Dando o exemplo do agregado das várias contas da TVI no Instagram, que atinge cerca de 50 milhões de visualizações de vídeos por semana, Ricardo Tomé revela que a Meta, através do seu plano de criadores, partilha 5.000 euros por semana. No entanto, “se estes 50 milhões fossem monetizados no TVI Player ou nas nossas plataformas de websites, teríamos meio milhão de euros“.
Extrapolando para o mercado, se 10 empresas de media fizessem 50 milhões de views por semana cada uma, a Meta pagaria 50 mil euros a dividir por todos. “É 100 vezes menos do potencial comercial que efetivamente estará a correr.”
Para combater este fosso, o responsável lembra acordos diretos com a Microsoft ou com o YouTube, onde é possível colocar campanhas da equipa comercial sobre os conteúdos. “Se pudéssemos vender em vez de 9 cêntimos a 1 euro ou a 10 euros a publicidade que passa nestes conteúdos, estaríamos a falar de uma indústria. Do que que sobrevive, sobrevive com os mais de 100 milhões que saem em Portugal, que não pagam impostos e que não alimentam a indústria”, concretiza.
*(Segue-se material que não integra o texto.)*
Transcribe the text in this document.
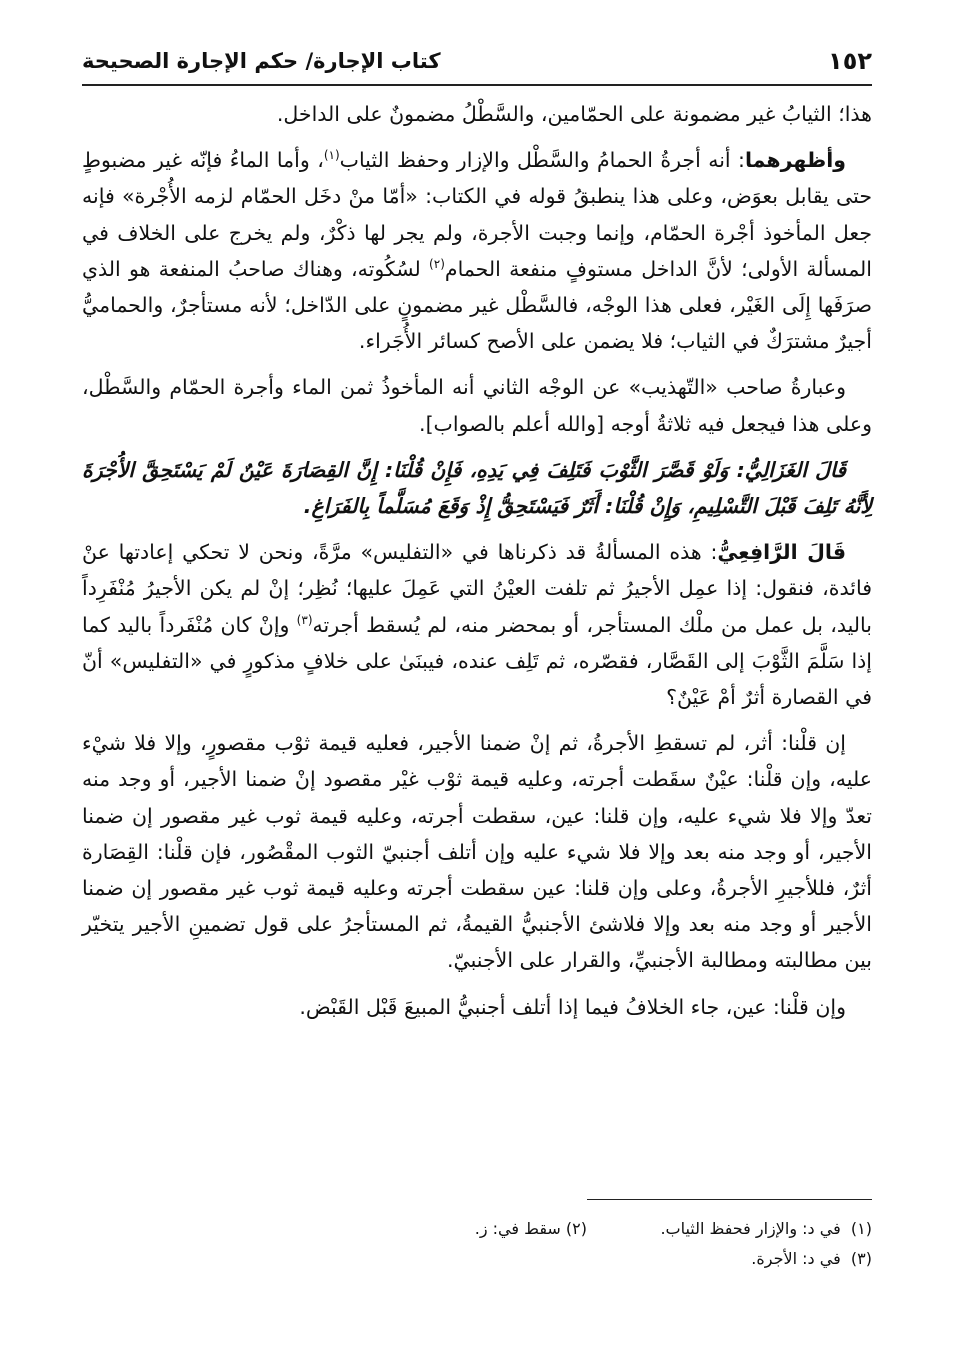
١٥٢
كتاب الإجارة/ حكم الإجارة الصحيحة

هذا؛ الثيابُ غير مضمونة على الحمّامين، والسَّطْلُ مضمونٌ على الداخل.

وأظهرهما: أنه أجرةُ الحمامُ والسَّطْل والإزار وحفظ الثياب$^{(١)}$، وأما الماءُ فإنّه غير مضبوطٍ حتى يقابل بعوَض، وعلى هذا ينطبقُ قوله في الكتاب: «أمّا منْ دخَل الحمّام لزمه الأُجْرة» فإنه جعل المأخوذ أجْرة الحمّام، وإنما وجبت الأجرة، ولم يجر لها ذكْرٌ، ولم يخرج على الخلاف في المسألة الأولى؛ لأنَّ الداخل مستوفٍ منفعة الحمام$^{(٢)}$ لسُكُوته، وهناك صاحبُ المنفعة هو الذي صرَفَها إِلَى الغَيْر، فعلى هذا الوجْه، فالسَّطْل غير مضمونٍ على الدّاخل؛ لأنه مستأجرٌ، والحماميُّ أجيرٌ مشترَكٌ في الثياب؛ فلا يضمن على الأصح كسائر الأُجَراء.

وعبارةُ صاحب «التّهذيب» عن الوجْه الثاني أنه المأخوذُ ثمن الماء وأجرة الحمّام والسَّطْل، وعلى هذا فيجعل فيه ثلاثةُ أوجه [والله أعلم بالصواب].

قَالَ الغَزَالِيُّ: وَلَوْ قَصَّرَ الثَّوْبَ فَتَلِفَ فِي يَدِهِ، فَإِنْ قُلْنَا: إِنَّ القِصَارَةَ عَيْنٌ لَمْ يَسْتَحِقَّ الأُجْرَةَ لِأَنَّهُ تَلِفَ قَبْلَ التَّسْلِيمِ، وَإِنْ قُلْنَا: أَثَرٌ فَيَسْتَحِقُّ إِذْ وَقَعَ مُسَلَّماً بِالفَرَاغِ.

قَالَ الرَّافِعِيُّ: هذه المسألةُ قد ذكرناها في «التفليس» مرَّةً، ونحن لا تحكي إعادتها عنْ فائدة، فنقول: إذا عمِل الأجيرُ ثم تلفت العيْنُ التي عَمِلَ عليها؛ نُظِر؛ إنْ لم يكن الأجيرُ مُنْفَرِداً باليد، بل عمل من ملْك المستأجر، أو بمحضر منه، لم يُسقط أجرته$^{(٣)}$ وإنْ كان مُنْفَرداً باليد كما إذا سَلَّمَ الثَّوْبَ إلى القَصَّار، فقصّره، ثم تَلِف عنده، فيبنَىٰ على خلافٍ مذكورٍ في «التفليس» أنّ في القصارة أثرٌ أمْ عَيْنٌ؟

إن قلْنا: أثر، لم تسقطِ الأجرةُ، ثم إنْ ضمنا الأجير، فعليه قيمة ثوْب مقصورٍ، وإلا فلا شيْء عليه، وإن قلْنا: عيْنٌ سقَطت أجرته، وعليه قيمة ثوْب غيْر مقصود إنْ ضمنا الأجير، أو وجد منه تعدّ وإلا فلا شيء عليه، وإن قلنا: عين، سقطت أجرته، وعليه قيمة ثوب غير مقصور إن ضمنا الأجير، أو وجد منه بعد وإلا فلا شيء عليه وإن أتلف أجنبيّ الثوب المقْصُور، فإن قلْنا: القِصَارة أثرٌ، فللأجيرِ الأجرةُ، وعلى وإن قلنا: عين سقطت أجرته وعليه قيمة ثوب غير مقصور إن ضمنا الأجير أو وجد منه بعد وإلا فلاشئ الأجنبيُّ القيمةُ، ثم المستأجرُ على قول تضمينِ الأجير يتخيّر بين مطالبته ومطالبة الأجنبيِّ، والقرار على الأجنبيّ.

وإن قلْنا: عين، جاء الخلافُ فيما إذا أتلف أجنبيُّ المبيعَ قَبْل القَبْض.

(١)  في د: والإزار فحفظ الثياب.
(٢) سقط في: ز.
(٣)  في د: الأجرة.
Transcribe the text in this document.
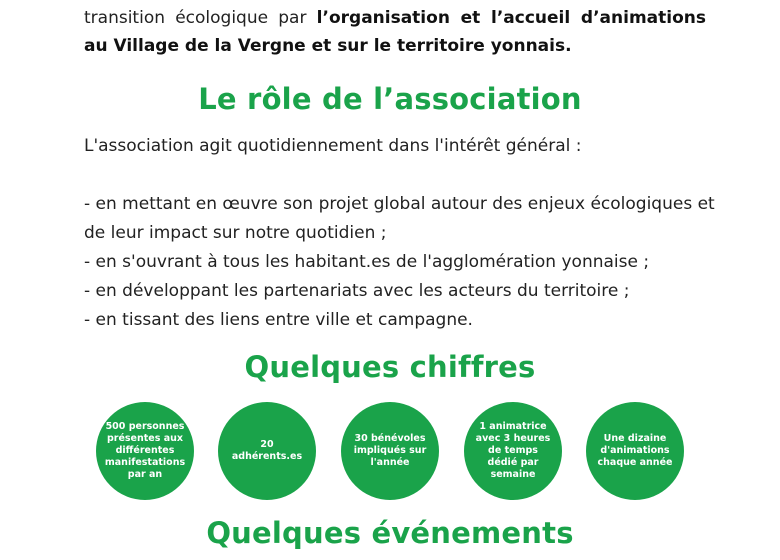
transition écologique par l’organisation et l’accueil d’animations au Village de la Vergne et sur le territoire yonnais.

Le rôle de l’association

L'association agit quotidiennement dans l'intérêt général :

- en mettant en œuvre son projet global autour des enjeux écologiques et de leur impact sur notre quotidien ;
- en s'ouvrant à tous les habitant.es de l'agglomération yonnaise ;
- en développant les partenariats avec les acteurs du territoire ;
- en tissant des liens entre ville et campagne.
Quelques chiffres
500 personnes présentes aux différentes manifestations par an
20 adhérents.es
30 bénévoles impliqués sur l'année
1 animatrice avec 3 heures de temps dédié par semaine
Une dizaine d'animations chaque année
Quelques événements
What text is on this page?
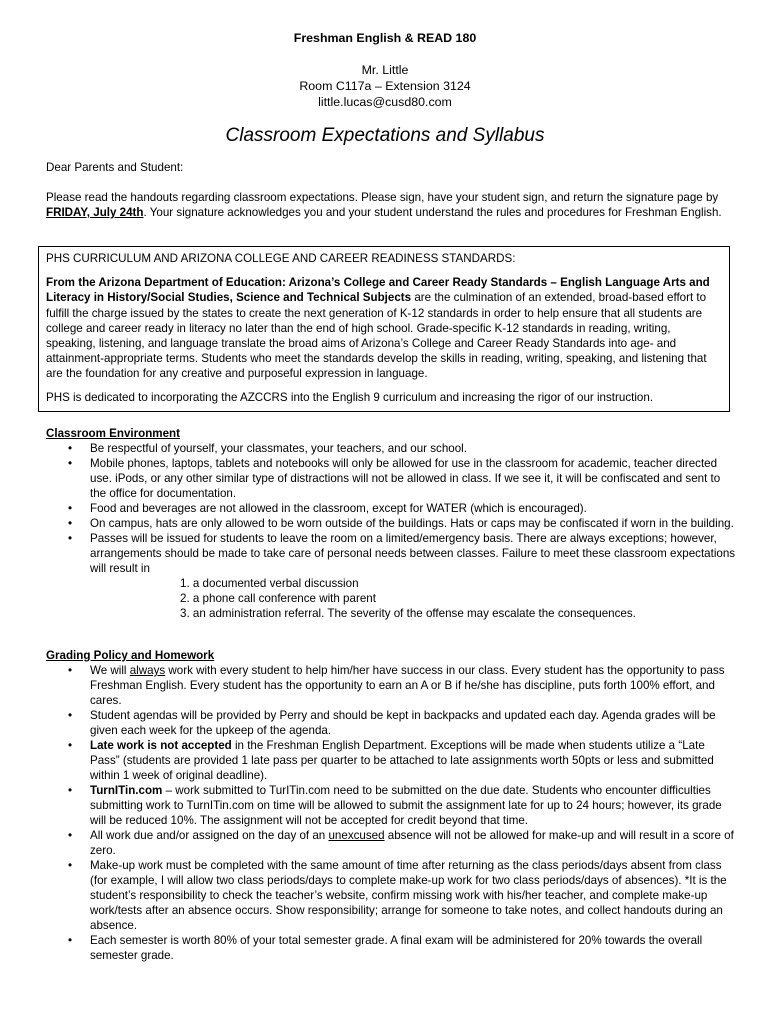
Freshman English & READ 180
Mr. Little
Room C117a – Extension 3124
little.lucas@cusd80.com
Classroom Expectations and Syllabus
Dear Parents and Student:
Please read the handouts regarding classroom expectations. Please sign, have your student sign, and return the signature page by FRIDAY, July 24th. Your signature acknowledges you and your student understand the rules and procedures for Freshman English.

PHS CURRICULUM AND ARIZONA COLLEGE AND CAREER READINESS STANDARDS:

From the Arizona Department of Education: Arizona’s College and Career Ready Standards – English Language Arts and Literacy in History/Social Studies, Science and Technical Subjects are the culmination of an extended, broad-based effort to fulfill the charge issued by the states to create the next generation of K-12 standards in order to help ensure that all students are college and career ready in literacy no later than the end of high school. Grade-specific K-12 standards in reading, writing, speaking, listening, and language translate the broad aims of Arizona’s College and Career Ready Standards into age- and attainment-appropriate terms. Students who meet the standards develop the skills in reading, writing, speaking, and listening that are the foundation for any creative and purposeful expression in language.

PHS is dedicated to incorporating the AZCCRS into the English 9 curriculum and increasing the rigor of our instruction.

Classroom Environment
• Be respectful of yourself, your classmates, your teachers, and our school.
• Mobile phones, laptops, tablets and notebooks will only be allowed for use in the classroom for academic, teacher directed use. iPods, or any other similar type of distractions will not be allowed in class. If we see it, it will be confiscated and sent to the office for documentation.
• Food and beverages are not allowed in the classroom, except for WATER (which is encouraged).
• On campus, hats are only allowed to be worn outside of the buildings. Hats or caps may be confiscated if worn in the building.
• Passes will be issued for students to leave the room on a limited/emergency basis. There are always exceptions; however, arrangements should be made to take care of personal needs between classes. Failure to meet these classroom expectations will result in
1. a documented verbal discussion
2. a phone call conference with parent
3. an administration referral. The severity of the offense may escalate the consequences.
Grading Policy and Homework
• We will always work with every student to help him/her have success in our class. Every student has the opportunity to pass Freshman English. Every student has the opportunity to earn an A or B if he/she has discipline, puts forth 100% effort, and cares.
• Student agendas will be provided by Perry and should be kept in backpacks and updated each day. Agenda grades will be given each week for the upkeep of the agenda.
• Late work is not accepted in the Freshman English Department. Exceptions will be made when students utilize a “Late Pass” (students are provided 1 late pass per quarter to be attached to late assignments worth 50pts or less and submitted within 1 week of original deadline).
• TurnITin.com – work submitted to TurITin.com need to be submitted on the due date. Students who encounter difficulties submitting work to TurnITin.com on time will be allowed to submit the assignment late for up to 24 hours; however, its grade will be reduced 10%. The assignment will not be accepted for credit beyond that time.
• All work due and/or assigned on the day of an unexcused absence will not be allowed for make-up and will result in a score of zero.
• Make-up work must be completed with the same amount of time after returning as the class periods/days absent from class (for example, I will allow two class periods/days to complete make-up work for two class periods/days of absences). *It is the student’s responsibility to check the teacher’s website, confirm missing work with his/her teacher, and complete make-up work/tests after an absence occurs. Show responsibility; arrange for someone to take notes, and collect handouts during an absence.
• Each semester is worth 80% of your total semester grade. A final exam will be administered for 20% towards the overall semester grade.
A monetização através de branded content também foi debatida, mas Ricardo Tomé considera que “é interessante para complemento de receitas, mas não vai alimentar e desenvolver uma indústria.” O responsável da TVI alerta ainda para o perigo iminente da Inteligência Artificial, onde ferramentas treinadas poderão rapidamente gerar microdramas noutras línguas a custos quase nulos, colocando em causa a essência das próprias produtoras.
Uma visão partilhada por João Pedro Galveias, que aponta o dedo ao silêncio das plataformas tecnológicas. “Não há um contacto do TikTok para falar com nenhuma televisão em Portugal. Da Meta, então, já não há ninguém para falar connosco há muito tempo.”
Para Ricardo Tomé, a sustentabilidade deste modelo exige um “acesso justo, merecido e diria mesmo obrigatório” à monetização por parte de quem produz, evitando casos em que colocam os vídeos no digital e perdem o controlo para a contraprogramação publicitária da concorrência, o que implica que retirem a monetização para evitar isso.
Apesar dos obstáculos, o responsável da Media Capital recorda a histórica capacidade de reinvenção do setor. “Soubemos fragmentar, distribuir, criar para múltiplas plataformas e monetizar além da televisão linear“, enumera o responsável, dando como exemplo a aposta passada em canais de cabo, podcasts, videocasts, microformatos e branded content.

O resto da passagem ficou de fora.